Four years later the boldest predictions have not come to pass. There has been a notable rise in home working but so-called ‘hybrid working’ rather than entirely remote has been the norm and geography, in most cases, still matters.
In education, especially in the United States, a similar picture can be drawn when it comes to the use of standardized testing in college admissions. Such testing has a long history. Some US colleges introduced their own entrance exams in the late nineteenth century and, after 1901, the College Board exam began to provide a common benchmark. During the 1920s standardized tests began to shift away from measuring knowledge and towards attempts to assess latent potential and ability to learn. After the Second World War, the use of SATs to gauge the potential of returning soldiers looking to utilize the GI Bill to gain some college education became widespread. And from the 1950s the ACT test began to attract large numbers of takers.
Many of the changes wrought by the pandemic represented an acceleration of an existing trend rather than something entirely new. The rise in internet shopping and the challenge to traditional bricks and mortar retailers, for example, did not emerge suddenly in the Spring of 2020. In the years immediately before 2020, the use of standardized tests in college admission was being called into question.
After a long, multi-decade rise the numbers taking standardized tests plateaued in the late 2010s and more than 1,000 colleges had already made tests optional.
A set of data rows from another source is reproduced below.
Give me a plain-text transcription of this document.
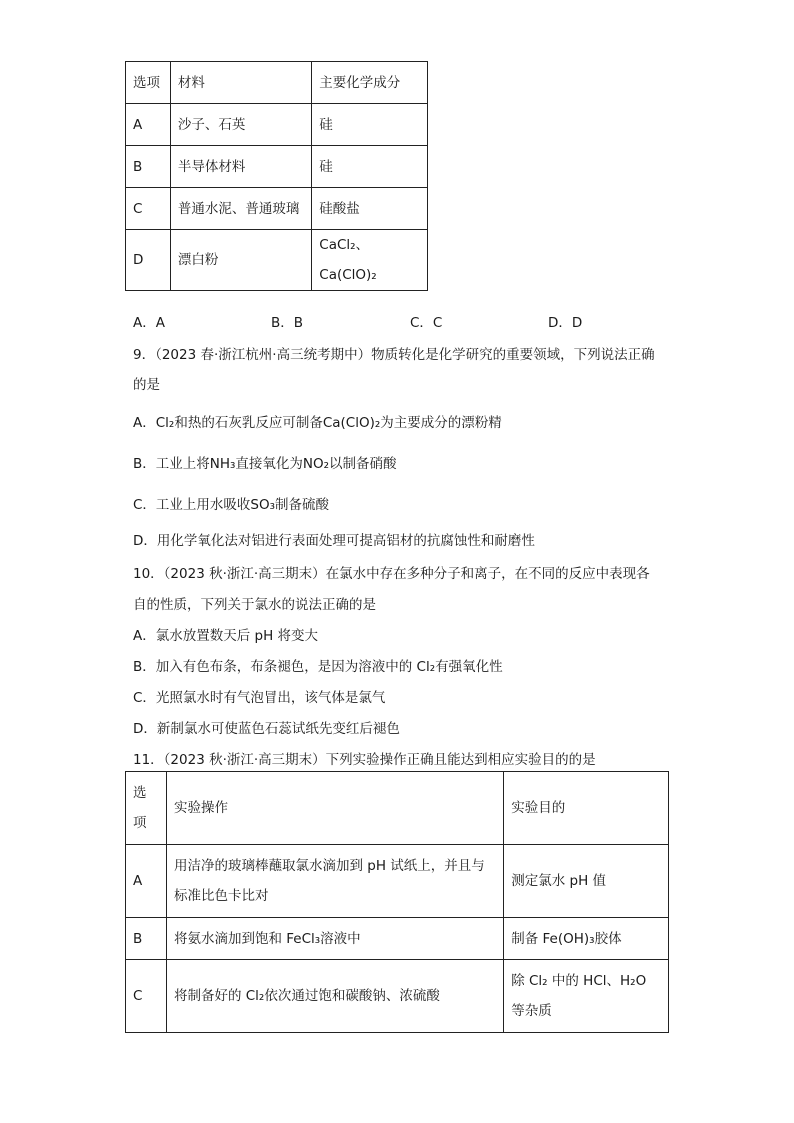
选项	材料	主要化学成分
A	沙子、石英	硅
B	半导体材料	硅
C	普通水泥、普通玻璃	硅酸盐
D	漂白粉	CaCl₂、Ca(ClO)₂
A．A	B．B	C．C	D．D
9．（2023 春·浙江杭州·高三统考期中）物质转化是化学研究的重要领域，下列说法正确
的是
A．Cl₂和热的石灰乳反应可制备Ca(ClO)₂为主要成分的漂粉精
B．工业上将NH₃直接氧化为NO₂以制备硝酸
C．工业上用水吸收SO₃制备硫酸
D．用化学氧化法对铝进行表面处理可提高铝材的抗腐蚀性和耐磨性
10．（2023 秋·浙江·高三期末）在氯水中存在多种分子和离子，在不同的反应中表现各
自的性质，下列关于氯水的说法正确的是
A．氯水放置数天后 pH 将变大
B．加入有色布条，布条褪色，是因为溶液中的 Cl₂有强氧化性
C．光照氯水时有气泡冒出，该气体是氯气
D．新制氯水可使蓝色石蕊试纸先变红后褪色
11．（2023 秋·浙江·高三期末）下列实验操作正确且能达到相应实验目的的是
选项	实验操作	实验目的
A	用洁净的玻璃棒蘸取氯水滴加到 pH 试纸上，并且与标准比色卡比对	测定氯水 pH 值
B	将氨水滴加到饱和 FeCl₃溶液中	制备 Fe(OH)₃胶体
C	将制备好的 Cl₂依次通过饱和碳酸钠、浓硫酸	除 Cl₂ 中的 HCl、H₂O 等杂质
But 2020 led to much more sweeping changes. In many cases high school students found themselves simply unable to take the test due to sudden pandemic-related restrictions.
As a direct result, the number of ‘test optional’ colleges rose from around 1,000 in March 2020 to 1,700 by the fall of that year. As with so many pandemic-related accelerations and changes, the sudden apparent demise of standardized testing prompted many to ponder whether such testing would ever come back.
Four years on, it has. Last week Harvard became the latest school to once again require standardized test results for the class entering in 2025. In their announcement of the changes, Harvard pointed to research by Raj Chetty, David Deming and John Friedman which found that standardized tests are an important tool to identify promising students and less well resourced high schools and to improve access to education for less well off students and to increase socio-economic diversity. Whilst acknowledging that such tests do show some bias towards the children of higher-income families, which can afford more in the way of test preparation, the authors found that other potential ways of assessing applications – such as essays, recommendation letters or extracurricular activities – tended to display higher levels of such bias.
This week the US Expert panel weighed in with their own view. The results were decisive. Asked whether “requiring standardized test scores for admissions will create measurably enhanced opportunities for potentially high-achieving students from low-income backgrounds”, 90% of respondents(weighted by confidence) either strongly agreed or agreed. That is just about as clear as any poll result can be.
The pandemic brought in widespread changes in how much of society was organized. Four years later it is increasingly clear that many of those changes were temporary.